My undergraduate probability course, Stat 110, is now worldwide
viewable for free on iTunes U at
http://itunes.apple.com/WebObjects/MZStore.woa/wa/viewPodcast?id=495213607
with 34 lecture videos and about 250 practice problems with solutions.
I hope that will be a useful resource, but in any case looking through
those materials says more about my teaching style than anything I can
write here does.

What are your main research interests these days?

I’m especially interested in the statistics of networks, with
applications to social network analysis and in public health. There is
a tremendous amount of interest in networks these days, coming from so
many different fields of study, which is wonderful but I think there
needs to be much more attention devoted to the statistical issues.
Computationally, most network models are difficult to work with since
the space of all networks is so vast, and so techniques like Markov
chain Monte Carlo and sequential importance sampling become crucial;
but there remains much to do in making these algorithms more efficient
and in figuring out whether one has run them long enough (usually the
answer is “no” to the question of whether one has run them long
enough). Inferentially, I am especially interested in how to make
valid conclusions when, as is typically the case, it is not feasible
to observe the full network. For example, respondent-driven sampling
is a link-tracing scheme being used all over the world these days to
study so-called “hard-to-reach” populations, but much remains to be
done to know how best to analyze such data; I’m working on this with
my student Sergiy Nesterko. With other students and collaborators I’m
working on various other network-related problems. Meanwhile, I’m also
finishing up a graduate probability book with Carl Morris,
“Probability for Statistical Science,” which has quite a few new
proofs and perspectives on the parts of probability theory that are
most useful in statistics.

You have been immortalized in several Youtube videos. Do you think this
helped make your class more “approachable”?
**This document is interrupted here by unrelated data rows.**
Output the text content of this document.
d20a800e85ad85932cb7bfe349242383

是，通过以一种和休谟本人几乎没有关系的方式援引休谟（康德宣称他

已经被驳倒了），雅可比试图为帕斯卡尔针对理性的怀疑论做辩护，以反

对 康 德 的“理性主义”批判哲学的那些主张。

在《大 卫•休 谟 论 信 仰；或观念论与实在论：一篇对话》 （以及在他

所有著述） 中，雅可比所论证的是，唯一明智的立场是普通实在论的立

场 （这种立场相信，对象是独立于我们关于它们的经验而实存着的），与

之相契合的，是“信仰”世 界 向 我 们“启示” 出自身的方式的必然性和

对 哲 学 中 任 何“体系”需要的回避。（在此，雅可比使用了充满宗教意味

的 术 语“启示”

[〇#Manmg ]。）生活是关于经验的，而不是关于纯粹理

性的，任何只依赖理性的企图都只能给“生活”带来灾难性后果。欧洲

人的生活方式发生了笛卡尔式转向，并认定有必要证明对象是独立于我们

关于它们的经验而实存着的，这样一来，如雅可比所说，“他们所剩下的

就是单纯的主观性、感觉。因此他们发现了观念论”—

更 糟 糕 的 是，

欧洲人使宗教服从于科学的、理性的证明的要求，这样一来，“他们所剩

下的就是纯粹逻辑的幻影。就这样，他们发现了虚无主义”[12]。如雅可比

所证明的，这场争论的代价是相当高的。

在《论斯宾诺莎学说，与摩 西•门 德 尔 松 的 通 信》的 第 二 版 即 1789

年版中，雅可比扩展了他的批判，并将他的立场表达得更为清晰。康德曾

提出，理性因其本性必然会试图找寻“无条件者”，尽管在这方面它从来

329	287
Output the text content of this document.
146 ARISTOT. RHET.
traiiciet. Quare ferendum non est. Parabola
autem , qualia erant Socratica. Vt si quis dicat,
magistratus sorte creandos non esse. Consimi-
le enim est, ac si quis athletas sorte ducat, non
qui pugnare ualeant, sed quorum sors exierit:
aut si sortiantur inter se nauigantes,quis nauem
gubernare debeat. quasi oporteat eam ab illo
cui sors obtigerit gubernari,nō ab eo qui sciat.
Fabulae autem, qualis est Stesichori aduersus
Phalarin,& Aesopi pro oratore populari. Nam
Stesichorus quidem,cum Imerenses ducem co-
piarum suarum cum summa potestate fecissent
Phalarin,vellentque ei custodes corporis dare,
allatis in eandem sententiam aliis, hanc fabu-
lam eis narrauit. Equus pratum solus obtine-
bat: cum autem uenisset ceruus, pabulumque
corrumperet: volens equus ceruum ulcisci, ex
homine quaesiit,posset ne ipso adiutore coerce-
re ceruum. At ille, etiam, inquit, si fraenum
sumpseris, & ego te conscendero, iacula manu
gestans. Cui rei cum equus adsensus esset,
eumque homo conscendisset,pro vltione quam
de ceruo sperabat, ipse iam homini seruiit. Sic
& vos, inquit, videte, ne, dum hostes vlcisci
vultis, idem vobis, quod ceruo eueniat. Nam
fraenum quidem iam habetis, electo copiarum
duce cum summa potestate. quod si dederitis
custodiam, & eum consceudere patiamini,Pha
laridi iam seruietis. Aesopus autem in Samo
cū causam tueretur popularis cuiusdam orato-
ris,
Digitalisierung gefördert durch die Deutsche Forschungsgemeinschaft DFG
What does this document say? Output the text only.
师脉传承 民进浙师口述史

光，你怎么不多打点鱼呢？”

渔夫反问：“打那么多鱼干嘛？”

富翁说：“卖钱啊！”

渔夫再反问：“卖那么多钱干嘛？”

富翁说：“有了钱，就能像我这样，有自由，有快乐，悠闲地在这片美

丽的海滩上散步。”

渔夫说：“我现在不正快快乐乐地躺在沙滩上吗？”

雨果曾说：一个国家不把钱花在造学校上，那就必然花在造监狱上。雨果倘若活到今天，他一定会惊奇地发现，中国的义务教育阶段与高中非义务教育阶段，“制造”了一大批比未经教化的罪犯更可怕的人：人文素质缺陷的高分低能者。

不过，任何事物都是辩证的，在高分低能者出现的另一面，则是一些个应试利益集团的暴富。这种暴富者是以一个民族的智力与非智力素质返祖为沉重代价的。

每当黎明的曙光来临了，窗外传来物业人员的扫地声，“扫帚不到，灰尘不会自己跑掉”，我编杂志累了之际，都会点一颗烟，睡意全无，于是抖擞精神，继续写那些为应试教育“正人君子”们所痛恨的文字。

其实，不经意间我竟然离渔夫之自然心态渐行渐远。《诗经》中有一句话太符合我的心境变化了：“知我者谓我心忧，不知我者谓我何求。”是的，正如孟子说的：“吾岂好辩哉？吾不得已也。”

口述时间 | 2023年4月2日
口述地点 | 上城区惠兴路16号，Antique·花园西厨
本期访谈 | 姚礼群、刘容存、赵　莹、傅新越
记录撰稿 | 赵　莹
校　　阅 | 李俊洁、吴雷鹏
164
There were a couple strange and funny pranks that occurred in my first
year at Harvard. I’m used to pranks since Caltech has a long history
and culture of pranks, commemorated in several “Legends of Caltech”
volumes (there’s even a movie in development about this), but pranks
are quite rare at Harvard. I try to make the class approachable
through the lectures and by making sure there is plenty of support,
help, and encouragement is available from the teaching assistants and
me, not through YouTube, but it’s fun having a few interesting
occasions from the history of the class commemorated there.